Samedi, parmi les centaines de personnes qui ont afflué dans les centres médicaux de Douma, six ont décédé, selon SAMS, dont une femme atteinte de convulsions et d’un rétrécissement des pupilles, des symptômes associés à l’usage de sarin, un produit beaucoup plus létal que le chlore.

Samedi, plus tard dans la soirée, des secouristes ont découvert 42 personnes mortes dans leurs habitation. Les vidéos tournées sur place, montrant des cadavres sans blessure, figés dans leur sommeil pour certains, gisant dans un escalier ou un appartement pour d’autres, laissent supposer que leur mort a été foudroyante.

« Les symptômes rapportés indiquent que les victimes ont été asphyxiées par un produit chimique toxique, très probablement un agent organophosphoré », affirme SAMS.

Les casques blancs, une organisation de secouristes dans les zones rebelles, appuient les conclusions de SAMS, ainsi que l’UOSSM (Union des organisation de secours et de soins médicaux) et Syria Charity, une ONG humanitaire, qui dispose d’une équipe d’ambulanciers à Douma et parle de 55 morts en tout.

L’Observatoire syrien des droits de l’homme, basé à Londres, avec un réseau d’informateurs dans toute la Syrie, a assuré n’être pas en mesure de « confirmer ou démentir » ces allégations.

Que sait-on sur les stocks de produits chimiques de la Syrie ?

Le sarin fait partie de la famille des organophosphorés. Il est l’un des produits récoltés et ensuite détruits, durant le processus de démantèlement de l’arsenal chimique syrien, conduit entre 2013 et 2014, par l’ONU et l’Organisation pour l’interdiction des armes chimiques, suite à un accord russo-américain.

L’attaque de Khan Cheikhoun en 2017 a cependant démontré que le régime Assad avait délibérément sous-déclaré son stock de sarin de facon à conserver une certaine quantité de ce produit.

Comment réagit la communauté internationale ?

En 2017, dans la nuit du 6 au 7 avril, deux jours après le massacre de Khan Cheikhoun, les Etats-Unis avaient lancé une cinquantaine de missiles de croisière sur un aérodrome militaire syrien, le détruisant en partie et causant la mort de quelques soldats syriens.

Ce samedi, sur Twitter, Heather Nauert a déclaré que « la Russie, avec son soutien sans faille au régime (syrien), porte en définitive la responsabilité de ces attaques brutales », tout nouveau bombardement chimique devant être « immédiatement empêché ».

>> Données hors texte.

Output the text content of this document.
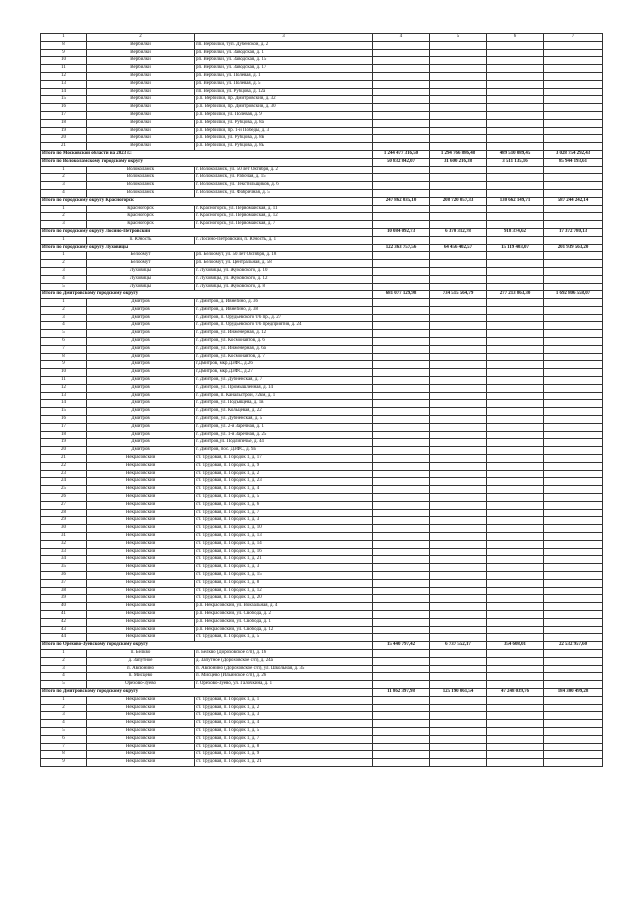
1	2	3	4	5	6	7
8	Вербилки	пп. Вербилки, туп. Дубенской, д. 2				
9	Вербилки	рп. Вербилки, ул. Заводская, д. 1				
10	Вербилки	рп. Вербилки, ул. Заводская, д. 15				
11	Вербилки	рп. Вербилки, ул. Заводская, д. 17				
12	Вербилки	рп. Вербилки, ул. Полевая, д. 1				
13	Вербилки	рп. Вербилки, ул. Полевая, д. 5				
14	Вербилки	пп. Вербилки, ул. Рубцова, д. 12а				
15	Вербилки	р.п. Вербилки, пр. Дмитровский, д. 32				
16	Вербилки	р.п. Вербилки, пр. Дмитровский, д. 30				
17	Вербилки	р.п. Вербилки, ул. Полевая, д. 9				
18	Вербилки	р.п. Вербилки, ул. Рубцова, д. 8а				
19	Вербилки	р.п. Вербилки, пр. 1-й Победы, д. 3				
20	Вербилки	р.п. Вербилки, ул. Рубцова, д. 8в				
21	Вербилки	р.п. Вербилки, ул. Рубцова, д. 8ь				
Итого по Московской области на 2023 г.:			1 244 477 316,50	1 294 766 886,48	489 510 089,45	3 028 754 292,43
Итого по Волоколамскому городскому округу			50 832 842,07	31 600 216,38	3 511 135,16	85 944 193,61
1	Волоколамск	г. Волоколамск, ул. 50 лет Октября, д. 2				
2	Волоколамск	г. Волоколамск, ул. Рабочая, д. 15				
3	Волоколамск	г. Волоколамск, ул. Текстильщиков, д. 6				
4	Волоколамск	г. Волоколамск, ул. Фабричная, д. 5				
Итого по городскому округу Красногорск			247 862 035,10	208 720 057,33	130 662 149,71	587 244 242,14
1	Красногорск	г. Красногорск, ул. Первомайская, д. 11				
2	Красногорск	г. Красногорск, ул. Первомайская, д. 12				
3	Красногорск	г. Красногорск, ул. Первомайская, д. 7				
Итого по городскому округу Лосино-Петровский			10 084 092,73	6 370 312,78	918 374,62	17 372 780,13
1	п. Юность	г. Лосино-Петровский, п. Юность, д. 1				
Итого по городскому округу Луховицы			122 363 757,56	64 456 402,57	15 119 403,07	201 939 563,20
1	Белоомут	рп. Белоомут, ул. 50 лет Октября, д. 18				
2	Белоомут	рп. Белоомут, ул. Центральная, д. 58				
3	Луховицы	г. Луховицы, ул. Жуковского, д. 10				
4	Луховицы	г. Луховицы, ул. Жуковского, д. 12				
5	Луховицы	г. Луховицы, ул. Жуковского, д. 8				
Итого по Дмитровскому городскому округу			681 077 129,98	734 515 564,79	277 213 863,30	1 692 806 558,07
1	Дмитров	г. Дмитров, д. Ивнеfино, д. 36				
2	Дмитров	г. Дмитров, д. Ивнеfино, д. 38				
3	Дмитров	г. Дмитров, п. Орудьевского т/б пр., д. 27				
4	Дмитров	г. Дмитров, п. Орудьевского т/б предприятия, д. 24				
5	Дмитров	г. Дмитров, ул. Инженерная, д. 12				
6	Дмитров	г. Дмитров, ул. Космонавтов, д. 6				
7	Дмитров	г. Дмитров, ул. Инженерная, д. 6а				
8	Дмитров	г. Дмитров, ул. Космонавтов, д. 7				
9	Дмитров	г.Дмитров, мкр.ДЗФС, д.26				
10	Дмитров	г.Дмитров, мкр.ДЗФС, д.27				
11	Дмитров	г. Дмитров, ул. Дубненская, д. 7				
12	Дмитров	г. Дмитров, ул. Промышленная, д. 14				
13	Дмитров	г. Дмитров, п. Канальстрой, 72км, д. 1				
14	Дмитров	г. Дмитров, ул. Подъящева, д. 1в				
15	Дмитров	г. Дмитров, ул. Кольцевая, д. 22				
16	Дмитров	г. Дмитров, ул. Дубненская, д. 5				
17	Дмитров	г. Дмитров, ул. 2-я Заречная, д. 1				
18	Дмитров	г. Дмитров, ул. 1-я Заречная, д. 25				
19	Дмитров	г. Дмитров,ул. Подлипечье, д. 44				
20	Дмитров	г. Дмитров, пос. ДЗФС, д. 9а				
21	Некрасовский	ст. Трудовая, п. Городок 1, д. 17				
22	Некрасовский	ст. Трудовая, п. Городок 1, д. 9				
23	Некрасовский	ст. Трудовая, п. Городок 1, д. 2				
24	Некрасовский	ст. Трудовая, п. Городок 1, д. 23				
25	Некрасовский	ст. Трудовая, п. Городок 1, д. 4				
26	Некрасовский	ст. Трудовая, п. Городок 1, д. 5				
27	Некрасовский	ст. Трудовая, п. Городок 1, д. 6				
28	Некрасовский	ст. Трудовая, п. Городок 1, д. 7				
29	Некрасовский	ст. Трудовая, п. Городок 1, д. 3				
30	Некрасовский	ст. Трудовая, п. Городок 1, д. 10				
31	Некрасовский	ст. Трудовая, п. Городок 1, д. 13				
32	Некрасовский	ст. Трудовая, п. Городок 1, д. 14				
33	Некрасовский	ст. Трудовая, п. Городок 1, д. 16				
34	Некрасовский	ст. Трудовая, п. Городок 1, д. 21				
35	Некрасовский	ст. Трудовая, п. Городок 1, д. 3				
36	Некрасовский	ст. Трудовая, п. Городок 1, д. 15				
37	Некрасовский	ст. Трудовая, п. Городок 1, д. 8				
38	Некрасовский	ст. Трудовая, п. Городок 1, д. 12				
39	Некрасовский	ст. Трудовая, п. Городок 1, д. 20				
40	Некрасовский	р.п. Некрасовский, ул. Вокзальная, д. 4				
41	Некрасовский	р.п. Некрасовский, ул. Свобода, д. 2				
42	Некрасовский	р.п. Некрасовский, ул. Свобода, д. 1				
43	Некрасовский	р.п. Некрасовский, ул. Свобода, д. 12				
44	Некрасовский	ст. Трудовая, п. Городок 1, д. 5				
Итого по Орехово-Зуевскому городскому округу			15 440 797,42	6 737 552,17	354 608,01	22 532 957,60
1	п. Белкво	п. Белкво (Дороховское с/п), д. 16				
2	д. Запутное	д. Запутное (Дороховское с/п), д. 24а				
3	п. Авсюнино	п. Авсюнино (Дороховское с/п), ул. Школьная, д. 35				
4	п. Мисцево	п. Мисцево (Ильинское с/п), д. 26				
5	Орехово-Зуево	г. Орехово-Зуево, ул. Галочкина, д. 1				
Итого по Дмитровскому городскому округу			11 862 397,98	125 190 061,54	47 248 039,76	184 300 499,28
1	Некрасовский	ст. Трудовая, п. Городок 1, д. 1				
2	Некрасовский	ст. Трудовая, п. Городок 1, д. 2				
3	Некрасовский	ст. Трудовая, п. Городок 1, д. 3				
4	Некрасовский	ст. Трудовая, п. Городок 1, д. 4				
5	Некрасовский	ст. Трудовая, п. Городок 1, д. 5				
6	Некрасовский	ст. Трудовая, п. Городок 1, д. 7				
7	Некрасовский	ст. Трудовая, п. Городок 1, д. 8				
8	Некрасовский	ст. Трудовая, п. Городок 1, д. 9				
9	Некрасовский	ст. Трудовая, п. Городок 1, д. 21				
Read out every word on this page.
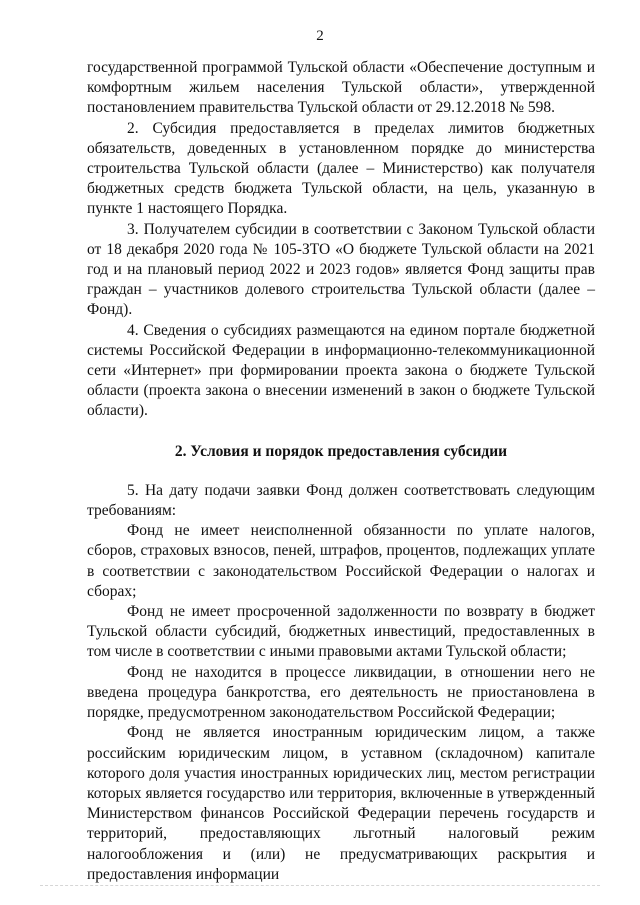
2

государственной программой Тульской области «Обеспечение доступным и комфортным жильем населения Тульской области», утвержденной постановлением правительства Тульской области от 29.12.2018 № 598.

2. Субсидия предоставляется в пределах лимитов бюджетных обязательств, доведенных в установленном порядке до министерства строительства Тульской области (далее – Министерство) как получателя бюджетных средств бюджета Тульской области, на цель, указанную в пункте 1 настоящего Порядка.

3. Получателем субсидии в соответствии с Законом Тульской области от 18 декабря 2020 года № 105-ЗТО «О бюджете Тульской области на 2021 год и на плановый период 2022 и 2023 годов» является Фонд защиты прав граждан – участников долевого строительства Тульской области (далее – Фонд).

4. Сведения о субсидиях размещаются на едином портале бюджетной системы Российской Федерации в информационно-телекоммуникационной сети «Интернет» при формировании проекта закона о бюджете Тульской области (проекта закона о внесении изменений в закон о бюджете Тульской области).

2. Условия и порядок предоставления субсидии

5. На дату подачи заявки Фонд должен соответствовать следующим требованиям:

Фонд не имеет неисполненной обязанности по уплате налогов, сборов, страховых взносов, пеней, штрафов, процентов, подлежащих уплате в соответствии с законодательством Российской Федерации о налогах и сборах;

Фонд не имеет просроченной задолженности по возврату в бюджет Тульской области субсидий, бюджетных инвестиций, предоставленных в том числе в соответствии с иными правовыми актами Тульской области;

Фонд не находится в процессе ликвидации, в отношении него не введена процедура банкротства, его деятельность не приостановлена в порядке, предусмотренном законодательством Российской Федерации;

Фонд не является иностранным юридическим лицом, а также российским юридическим лицом, в уставном (складочном) капитале которого доля участия иностранных юридических лиц, местом регистрации которых является государство или территория, включенные в утвержденный Министерством финансов Российской Федерации перечень государств и территорий, предоставляющих льготный налоговый режим налогообложения и (или) не предусматривающих раскрытия и предоставления информации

Sur Twitter, dimanche, le président américain a envoyé des signaux contradictoires. Tout en incriminant l’Iran, la Russie et « Assad l’animal » et en parlant d’un « grand prix à payer », il a appelé à « ouvrir la zone [de Douma] immédiatement à de l’aide médicale et des vérifications ».

L’Union européenne a condamné « dans les termes les plus vifs le recours aux armes chimiques » et appelé « à une réaction immédiate de la part de la communauté internationale ».

La France, par la voix du ministre des affaires étrangères, Jean-Yves le Drian, s’est dite très préoccupée « devant les informations faisant état d’un nouvel usage d’armes chimiques particulièrement violentes ». « La France s’emploie activement, en liaison avec ses alliés et les organisations internationales concernées, à vérifier la réalité et la nature de ces frappes », a déclaré M. Le Drian, ajoutant que Paris demande que le conseil de sécurité des Nations Unies se réunisse dans les meilleurs délais pour examiner la situation dans la Ghouta orientale.

Mi-février, Emmanuel Macron avait déclaré : « Sur les armes chimiques, j’ai fixé une ligne rouge, je la réaffirme très clairement. Si nous avons des preuves avérées que les armes chimiques proscrites par les traités (...) sont utilisées, nous frapperons l’endroit d’où ces envois sont faits ou sont organisés. La ligne rouge sera respectée par une réplique ».

La presse officielle syrienne pour sa part a accusé les insurgés de diffuser des fausses informations pour tenter de ralentir la progression des forces gouvernementales.

L’armée russe, qui appuie l’offensive loyaliste, a elle aussi rejeté les accusations de l’opposition.

« Nous sommes prêts, une fois que Douma sera libérée, à envoyer immédiatement des spécialistes russes en défense nucléaire, chimique et biologique pour recueillir les données qui confirmeront que ces assertions sont montées de toutes pièces », a déclaré le général russe Youri Evtouchenko.